Recovery Menu (filesystem state: xxxxxxx) 

If you see that the menu says read-only in the place of the 'xxxxxxx', then we have to change it. To change the filesystem state, use the arrow keys to select the menu item that says:

       root                       Drop to root shell prompt

by clicking enter. On my computer, it is the second from the bottom. Once you select it, a black bar will appear at the bottom of your screen, with white text that says something like:


Now, your almost done.

WARNING: Please be careful here. As many computer-savvy people know, root is the level above administrator, at the very top of the account pecking-order. Once in the root shell prompt, it is possible to damage your installation of Linux, so BE CAREFUL!

Step 3: Changing the Filesystem State

In the newer versions of Ubuntu, the filesystem sate has been defaulted to read-only. This means that we can only see the files on the computer from the root shell prompt, not edit them like we need to. If the filesystem state is set to read-only, then a simple set on commands can change that.

If you need to change the filesystem state, then enter the following commands after the root@ubuntu:~#:

mount -o rw,remount /

Now, you have read/write filesystem privlages. 

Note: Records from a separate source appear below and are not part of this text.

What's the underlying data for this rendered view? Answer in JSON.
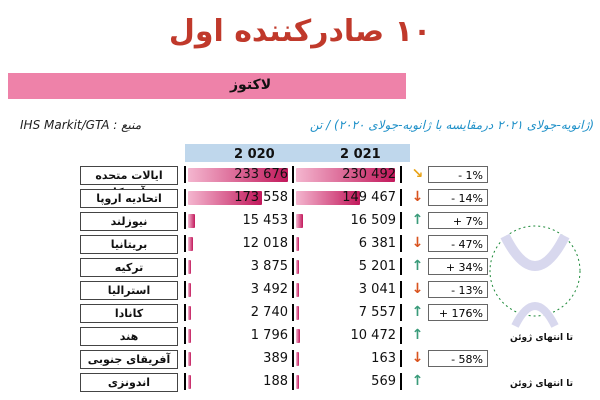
{
  "title": "۱۰ صادرکننده اول",
  "banner": "لاکتوز",
  "source": "منبع : IHS Markit/GTA",
  "subtitle": "(ژانویه-جولای ۲۰۲۱ درمقایسه با ژانویه-جولای ۲۰۲۰) / تن",
  "years": {
    "y2021": "2 021",
    "y2020": "2 020"
  },
  "rows": [
    {
      "label": "ایالات متحده آمریکا",
      "v2020": "233 676",
      "v2021": "230 492",
      "n2020": 233676,
      "n2021": 230492,
      "change": "- 1%",
      "arrow": "side"
    },
    {
      "label": "اتحادیه اروپا",
      "v2020": "173 558",
      "v2021": "149 467",
      "n2020": 173558,
      "n2021": 149467,
      "change": "- 14%",
      "arrow": "down"
    },
    {
      "label": "نیوزلند",
      "v2020": "15 453",
      "v2021": "16 509",
      "n2020": 15453,
      "n2021": 16509,
      "change": "+ 7%",
      "arrow": "up"
    },
    {
      "label": "بریتانیا",
      "v2020": "12 018",
      "v2021": "6 381",
      "n2020": 12018,
      "n2021": 6381,
      "change": "- 47%",
      "arrow": "down"
    },
    {
      "label": "ترکیه",
      "v2020": "3 875",
      "v2021": "5 201",
      "n2020": 3875,
      "n2021": 5201,
      "change": "+ 34%",
      "arrow": "up"
    },
    {
      "label": "استرالیا",
      "v2020": "3 492",
      "v2021": "3 041",
      "n2020": 3492,
      "n2021": 3041,
      "change": "- 13%",
      "arrow": "down"
    },
    {
      "label": "کانادا",
      "v2020": "2 740",
      "v2021": "7 557",
      "n2020": 2740,
      "n2021": 7557,
      "change": "+ 176%",
      "arrow": "up"
    },
    {
      "label": "هند",
      "v2020": "1 796",
      "v2021": "10 472",
      "n2020": 1796,
      "n2021": 10472,
      "change": "",
      "arrow": "up",
      "note": "تا انتهای ژوئن"
    },
    {
      "label": "آفریقای جنوبی",
      "v2020": "389",
      "v2021": "163",
      "n2020": 389,
      "n2021": 163,
      "change": "- 58%",
      "arrow": "down"
    },
    {
      "label": "اندونزی",
      "v2020": "188",
      "v2021": "569",
      "n2020": 188,
      "n2021": 569,
      "change": "",
      "arrow": "up",
      "note": "تا انتهای ژوئن"
    }
  ],
  "colors": {
    "title": "#c0392b",
    "banner": "#ee82a9",
    "bar": "#c2185b",
    "up": "#3a9b7a",
    "down": "#d9531e",
    "side": "#e8a317"
  }
}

Step 4: Resetting the User Password

Now, the only thing left to do is to reset the user password. In order to do this, you must know the name of your user account EXACTLY, otherwise this will not work. If you are at all unsure about this, type in the following commands:

ls /home

(That is a lowercase 'L', not a capital 'I') This will print out the names of all the user accounts registered in Ubuntu. If there are multiple users (excluding guest accounts), then use yours from the list. If you are the only user, then your account name will be the only one displayed. To change the password for your account, type in the following commands:

passwd username

Where 'username' is replaced by your account name. If 'username' is a valid account, the you will be prompted to enter a new password, and it will look like this:

Enter new UNIX password:

Now, enter your new password (that you will hopefully not forget) and hit enter. Note that you will not see anything happen when you type in your new password, but it is being recognized by Ubuntu. It is the equivalent of a password box displaying * when you type in a password.  Now you will be prompted to Retype your password. Hit enter again. If all is successful, then you will be greeted with this message:

passwd: password updated successfully

Now, to exit the root shell prompt, just type:


and click enter. You will then return to the Recovery menu. This time, select:

 resume                       Resume normal boot

A notification will appear, alerting you that you will exit recovery mode. Hit enter, and you will return to a normal boot. Now, only one thing is left. As the notification stated, some of the Ubuntu graphics drivers will require a full reboot. This means that you will have to restart your computer. If you get to a point in the normal boot where you have no option to restart, or you can't do anything, unplug  (for desktop computers) and take out the battery (for laptops). Re plug and insert the battery. Now, you can boot just like normal. Once you get to the log on page, enter your newly changed password. If it is not accepted (or you forgot it again), simply repeat the process, and your good to go.